2.3. Belief and Culture during Pregnancy
Traditional communities in Indonesia see cultural conceptions that are different from the concept of modern health. Foster dan Anderson in Rofi’i (2013) said health problems are always related to two things, namely the system of disease theory and the system of disease care. The disease theory system emphasizes the causes of illness, techniques for treating diseases. While the disease treatment system is a social institution that involves the interaction of several people. Viewed from the point of view of a modern medical system there are different perceptions of the community towards disease and can cause problems. Among them are the problems of death and pain problems. Both the problem of death and the problem of pain are actually inseparable from socio-cultural and environmental factors in the communities where they are located. It is realized or not the factors of trust and cultural knowledge such as conceptions about various taboos, causal relationships and healthy conditions of illness, habits and ignorance often bring positive and negative effects (Rofi’i, 2013).
Even though Javanese culture currently lives in a genetic space (inheritance) without its people knowing the truth, it continues to do as an option to maintain its existence. The art of living Javanese culture is found in the message, advice, karmic order or the wisdom of its ancestors, which has grown to this day in the social or family space. The art of living Javanese culture is still coloring and guiding its people to seek their identity and identity, without having to know the meaning and meaning. The firmness of Javanese culture that humans will not be able to escape the existence of abstract or mental space and spirit in the soul, such as dreams, ideals, dreams, wishes and desires (Rofi’i, 2013).
Trust in culture is done without a foothold, especially in the health domain, especially the health of pregnant women, of course, will provide a very large risk opportunity for the safety of mothers and babies. The following will be elaborated on the habits carried out by pregnant women seen from the cultural perspective and beliefs, complete as follows (Juariah, 2018):
Culture in the community has recipes for the right food or drink to facilitate the physiological process of pregnancy which is believed to have an impact on the smooth delivery and postpartum (Helman, 2002). Food recommendations for pregnant women as stated by M’soka et al in Zambia where pregnant women believe in the need for a balanced dietary (M’soka, Mabuza, & Pretorius, 2010).
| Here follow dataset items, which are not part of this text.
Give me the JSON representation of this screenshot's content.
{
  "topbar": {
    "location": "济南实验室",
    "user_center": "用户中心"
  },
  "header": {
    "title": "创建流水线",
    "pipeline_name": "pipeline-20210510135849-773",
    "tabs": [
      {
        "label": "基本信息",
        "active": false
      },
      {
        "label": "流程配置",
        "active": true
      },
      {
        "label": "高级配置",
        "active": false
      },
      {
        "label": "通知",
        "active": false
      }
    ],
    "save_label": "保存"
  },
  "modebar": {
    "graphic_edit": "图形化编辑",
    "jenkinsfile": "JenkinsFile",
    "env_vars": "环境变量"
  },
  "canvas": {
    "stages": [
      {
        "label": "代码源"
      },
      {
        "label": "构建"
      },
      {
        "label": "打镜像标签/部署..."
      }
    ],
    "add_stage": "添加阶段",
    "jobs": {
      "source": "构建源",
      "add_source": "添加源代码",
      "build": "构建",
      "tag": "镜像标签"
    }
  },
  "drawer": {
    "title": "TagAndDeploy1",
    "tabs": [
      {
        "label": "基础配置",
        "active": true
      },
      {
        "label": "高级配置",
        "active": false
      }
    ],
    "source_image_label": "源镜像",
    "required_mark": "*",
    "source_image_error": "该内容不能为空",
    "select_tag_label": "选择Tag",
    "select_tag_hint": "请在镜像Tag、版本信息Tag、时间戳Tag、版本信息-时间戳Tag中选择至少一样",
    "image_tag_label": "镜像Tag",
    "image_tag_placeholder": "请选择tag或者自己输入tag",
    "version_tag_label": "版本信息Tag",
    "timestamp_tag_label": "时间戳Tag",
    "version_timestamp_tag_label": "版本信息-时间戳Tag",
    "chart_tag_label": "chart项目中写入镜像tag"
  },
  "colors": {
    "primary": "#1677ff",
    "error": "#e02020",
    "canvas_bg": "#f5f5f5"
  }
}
The results of the Higginbottom study in Canada also found that pregnant women should eat more and or with a larger portion, drink lots of milk (as well as apple juice) so that the baby’s skin is good and also for the health and well-being of the fetus. (Higginbottom, et al., 2014). In addition, Otoo’s research in Ghana found fruits, crabs and raw bananas both for pregnant women because fruits and crabs make healthy mothers and fetuses and raw bananas hard so as to make the fetus stronger and also give strength to the mother during labor (Otoo, Habib, & Ankomah, 2015).
The Graft study that conducted a study of 35 ethnic women in Ghana about food beliefs and practices in pregnancy concluded that traditional foods and supplements have five functions, namely preventing anemia, strengthening the body of pregnant women, improving health, minimizing physiological disorders and maximizing baby’s health (Graft, 2014).
Behavior or habits during pregnancy must also be maintained as a form of protection against the mother and fetus. The need to maintain behavior and avoid fighting is emphasized in pregnant women (Naidu & Koleki, 2013; M’soka, Mabuza, & Pretorius, 2010). Pregnant women also only eat cooked themselves or their families, use religious artifacts and carry scriptures (Aziato, Odai, & Omenyo, 2016).